No one admits fault in a workers’ compensation case
This system is designed to resolve workplace injury cases as quickly as possible. Therefore, neither party in the matter is required to admit that they were at fault for an accident that led to a broken bone, concussion, or internal bleeding. Conversely, litigation is used to determine who is responsible for damages that an injured victim has incurred. It’s worth noting that you typically cannot file a personal injury lawsuit against your employer unless an accident was caused by gross negligence.

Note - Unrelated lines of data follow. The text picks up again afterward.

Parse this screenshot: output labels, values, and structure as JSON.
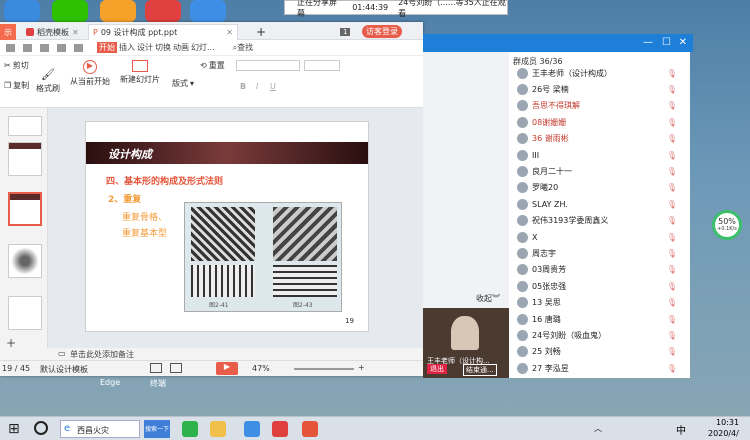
{
  "share_bar": {
    "status": "正在分享屏幕",
    "time": "01:44:39",
    "viewers": "24号刘盼（......等35人正在观看"
  },
  "ppt": {
    "tabs": [
      {
        "label": "示"
      },
      {
        "label": "稻壳模板"
      },
      {
        "label": "09 设计构成  ppt.ppt"
      }
    ],
    "guest_login": "访客登录",
    "menu": [
      "开始",
      "插入",
      "设计",
      "切换",
      "动画",
      "幻灯..."
    ],
    "search": "查找",
    "ribbon": {
      "cut": "剪切",
      "copy": "复制",
      "format_painter": "格式刷",
      "play_from_current": "从当前开始",
      "new_slide": "新建幻灯片",
      "layout": "版式",
      "reset": "重置",
      "bold": "B",
      "italic": "I",
      "underline": "U"
    },
    "slide": {
      "banner": "设计构成",
      "heading1": "四、基本形的构成及形式法则",
      "heading2": "2、重复",
      "item1": "重复骨格、",
      "item2": "重复基本型",
      "caption_left": "图2-41",
      "caption_right": "图2-43",
      "page": "19"
    },
    "notes_placeholder": "单击此处添加备注",
    "status": {
      "page": "19 / 45",
      "template": "默认设计模板",
      "zoom": "47%"
    }
  },
  "chat": {
    "title": "群成员 36/36",
    "members": [
      {
        "name": "王丰老师（设计构成）",
        "color": "#222"
      },
      {
        "name": "26号 梁楠",
        "color": "#222"
      },
      {
        "name": "吾思不得琪解",
        "color": "#c0392b"
      },
      {
        "name": "08谢姗姗",
        "color": "#c0392b"
      },
      {
        "name": "36 谢雨彬",
        "color": "#c0392b"
      },
      {
        "name": "III",
        "color": "#222"
      },
      {
        "name": "良月二十一",
        "color": "#222"
      },
      {
        "name": "罗曦20",
        "color": "#222"
      },
      {
        "name": "SLAY ZH.",
        "color": "#222"
      },
      {
        "name": "祝伟3193学委周鑫义",
        "color": "#222"
      },
      {
        "name": "X",
        "color": "#222"
      },
      {
        "name": "周志宇",
        "color": "#222"
      },
      {
        "name": "03周贵芳",
        "color": "#222"
      },
      {
        "name": "05张忠强",
        "color": "#222"
      },
      {
        "name": "13 吴思",
        "color": "#222"
      },
      {
        "name": "16 唐璐",
        "color": "#222"
      },
      {
        "name": "24号刘盼（吸血鬼）",
        "color": "#222"
      },
      {
        "name": "25 刘畅",
        "color": "#222"
      },
      {
        "name": "27 李泓昱",
        "color": "#222"
      }
    ],
    "collapse": "收起",
    "video_name": "王丰老师（设计构...",
    "exit": "退出",
    "end": "结束通..."
  },
  "gauge": {
    "value": "50%",
    "sub": "+0.1K/s"
  },
  "taskbar": {
    "items": [
      "西昌火灾",
      "搜索一下"
    ],
    "ime": "中",
    "time": "10:31",
    "date": "2020/4/"
  },
  "desktop_labels": [
    "Edge",
    "终端"
  ]
}
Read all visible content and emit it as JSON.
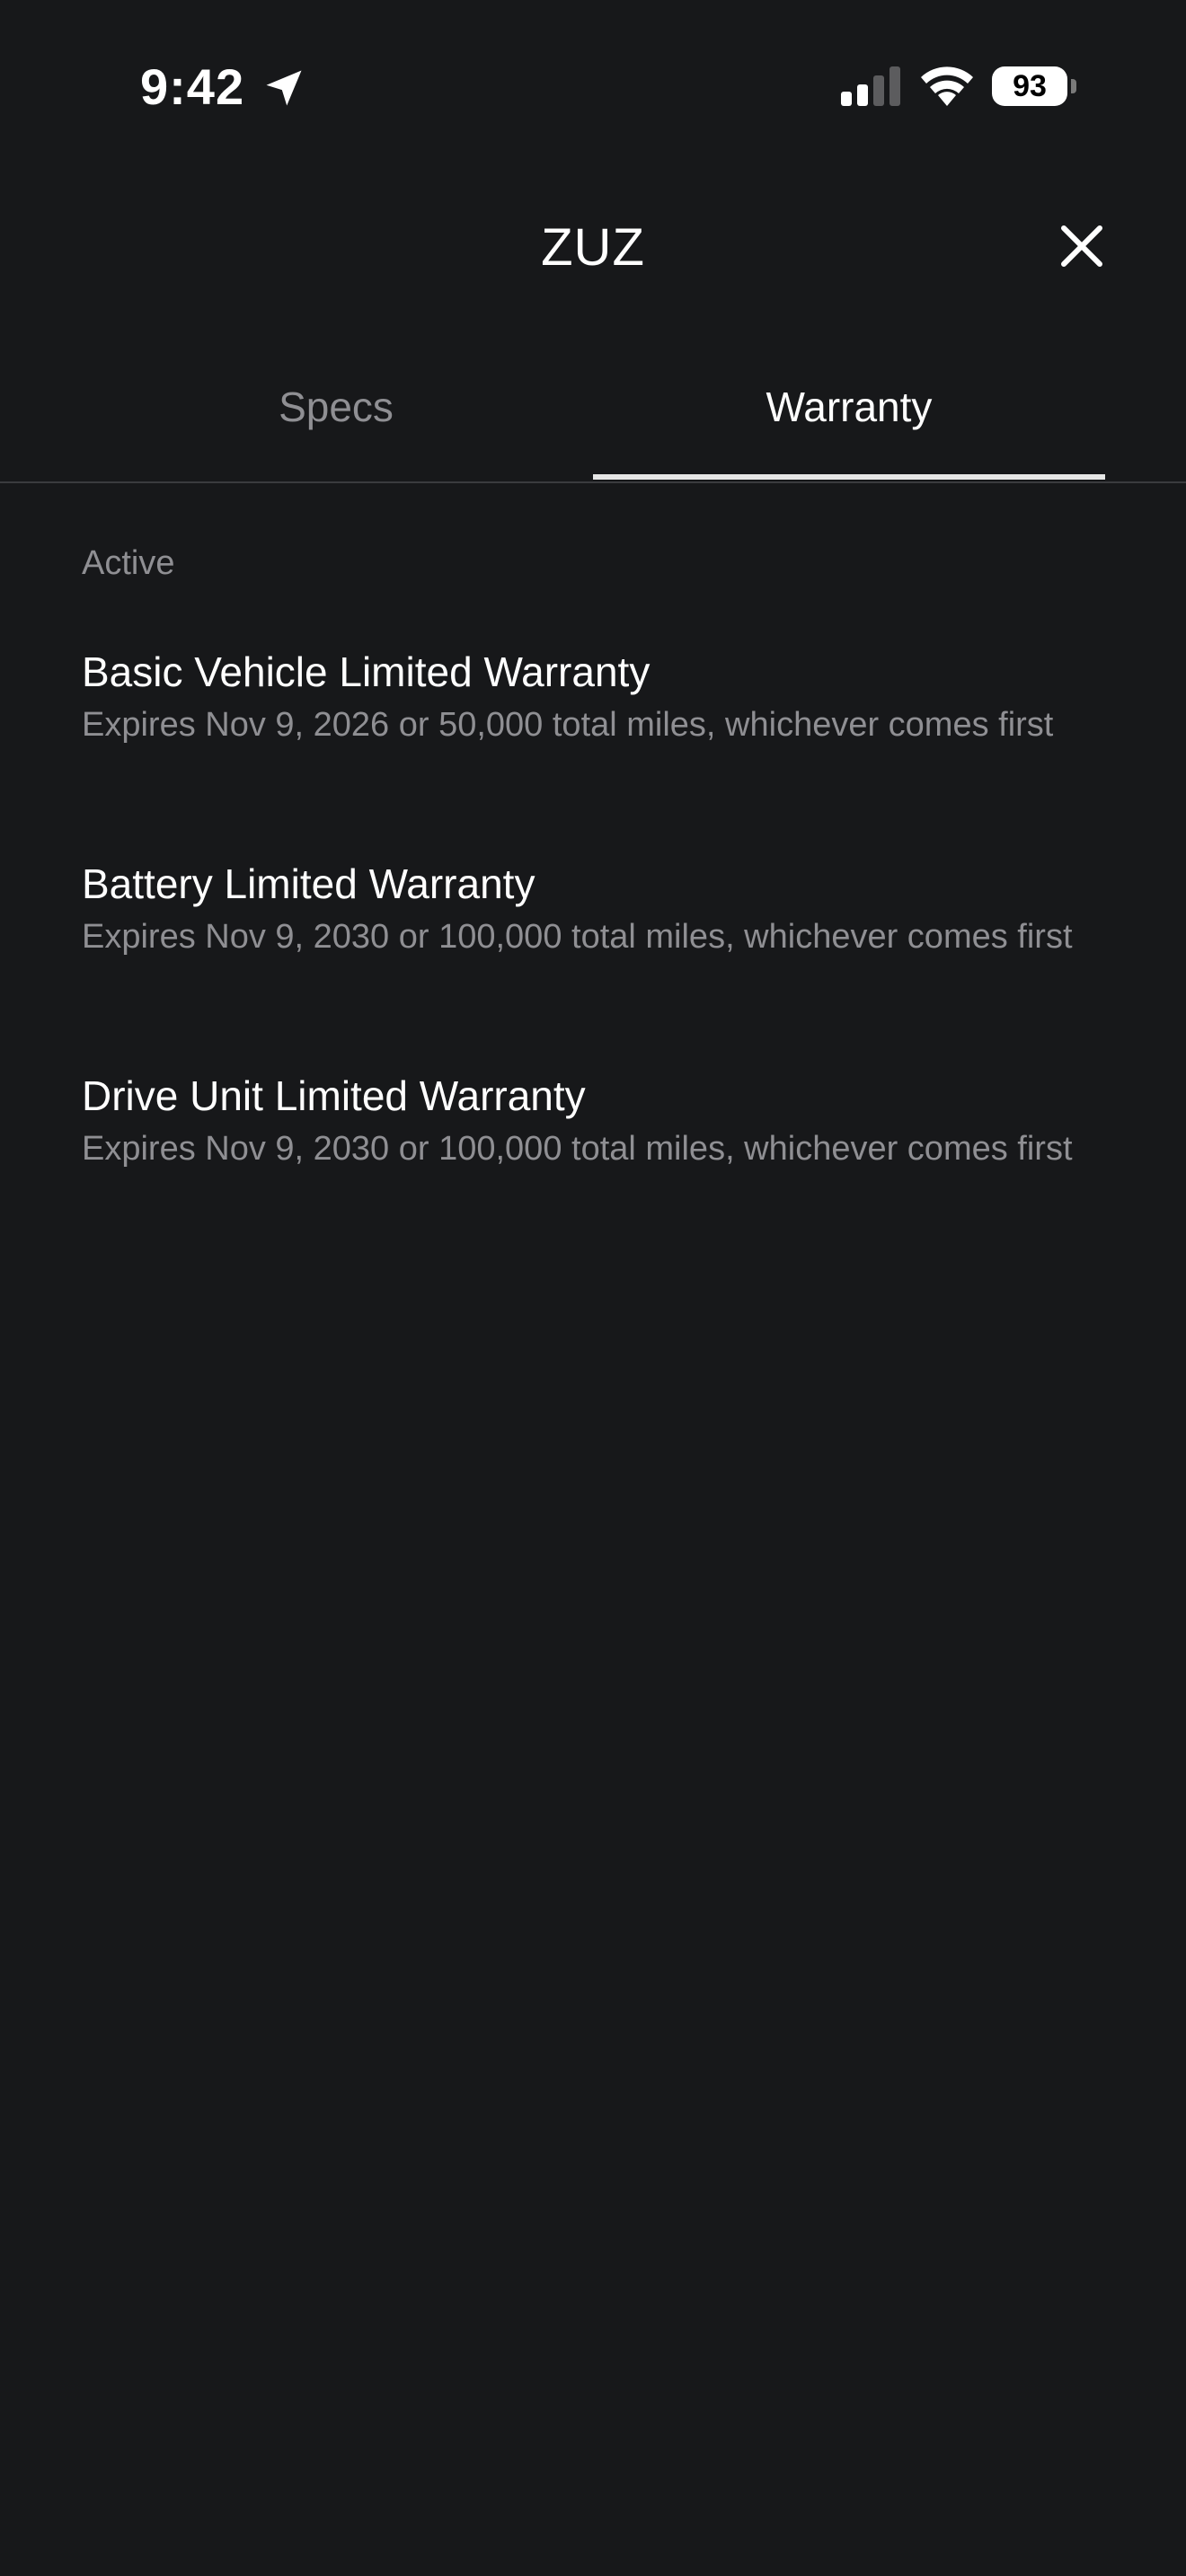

Your claim is limited to medical bills and lost wages
If your workers’ compensation claim is approved, you will receive a financial award to help pay any medical costs related to a workplace injury. Furthermore, you’re typically entitled to a portion of the wages that were lost while recovering from an injury like a sore back or torn neck muscle. In a personal injury case, you could be entitled to compensation for pain and suffering, lost future earnings, and various other damages.
You’ll need to report a workplace accident quickly
Typically, you have two years from the date of an injury to file a personal injury lawsuit. However, you must generally report a workplace accident no more than 30 days after it happens. Failing to adhere to this deadline may complicate your efforts to obtain the resources necessary to achieve full medical improvement.
If you’re involved in a workplace accident, it’s in your best interest to report the incident as quickly as possible. This may make it easier to verify your claim that a broken back, concussion, or other injury was sustained while on the job. An attorney may help you with the process of filing a workers’ compensation claim.